Tali affermazioni vanno ad infuocare ulteriormente il clima già teso tra il Mondo Russo e il Mondo Occidentale, inoltre stridono fortemente con la propaganda atlantista degli ultimi due anni nella quale si affermava come “la NATO e Occidente non sono parte del conflitto russo-ucraino”…
Non si è fatta attendere la risposta del governo russo, il quale ha rimproverato e condannato fermamente le parole del Capo della NATO.
Inoltre il portavoce del Cremlino Dmitry Peskov ha affermato che “La NATO sta aumentando il grado di escalation”, a riferire tali notizie sono stati il quotidiano “Izvestia” e “Reuters”.
Nel frattempo, la Francia mostra i muscoli. Infatti il ministro della difesa Sébastien Lecornu, il 23 maggio, ha annunciato che l’esercito francese ha effettuato il primo lancio di prova di un nuovo missile nucleare aria-terra.
Il nuovo missile si chiama “ASMPA-R”, ed è stato lanciato da un aereo da combattimento Rafale, e questo test è servito per riaffermare la deterrenza nucleare francese, secondo il ministro francese.
La Fonte di questa notizia è “SudOuest-France”.
Il 28 maggio 2024 gli stati di Irlanda, Spagna e Norvegia hanno ufficialmente riconosciuto lo stato di Palestina.

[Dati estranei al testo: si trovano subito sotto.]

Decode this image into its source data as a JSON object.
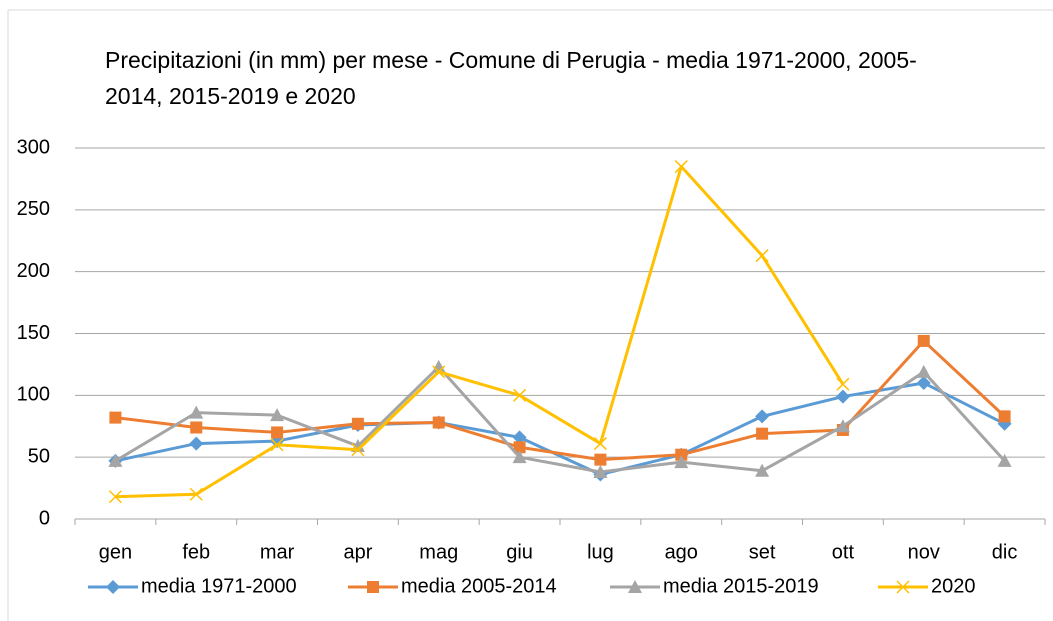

Mentre oggi 29 maggio il quotidiano “L’Indipendente” ha pubblicato una notizia importante, la presidente della commissione Europea Ursula Von Der Leyen è stata denunciata per complicità nel genocidio palestinese che sta accadendo a Gaza.
A fare la denuncia è stato il GIPRI (Istituto Internazionale di ricerca sulla pace di Ginevra).
Riguardo l’ambito sociale e assistenziale verso i disabili si debbono citare due notizie importanti.
Lo stato africano dello Zimbabwe, pochi giorni fa, ha ratificato il “Protocollo Africano sulla Disabilità”, aprendo la strada a maggiori diritti e inclusione per i disabili del Paese.
L’ha annunciato Mercy Dinha, il viceministro dei Servizi pubblici, del lavoro e della previdenza sociale; ed il quotidiano locale “The Herald”.
La locale comunità disabile zimbabwese è colma di gioia per questo traguardo storico!
In Romania di recente, il locale Ministero del Lavoro e della Solidarietà Sociale, ha annunciato che a partire da giugno 2024 saranno aumentate le indennità mensili ai disabili minorenni e adulti.
In particolare per quelli che rientrano nella categoria di “Disabilità grave”.
A riferirlo è il quotidiano rumeno “Adevarul”.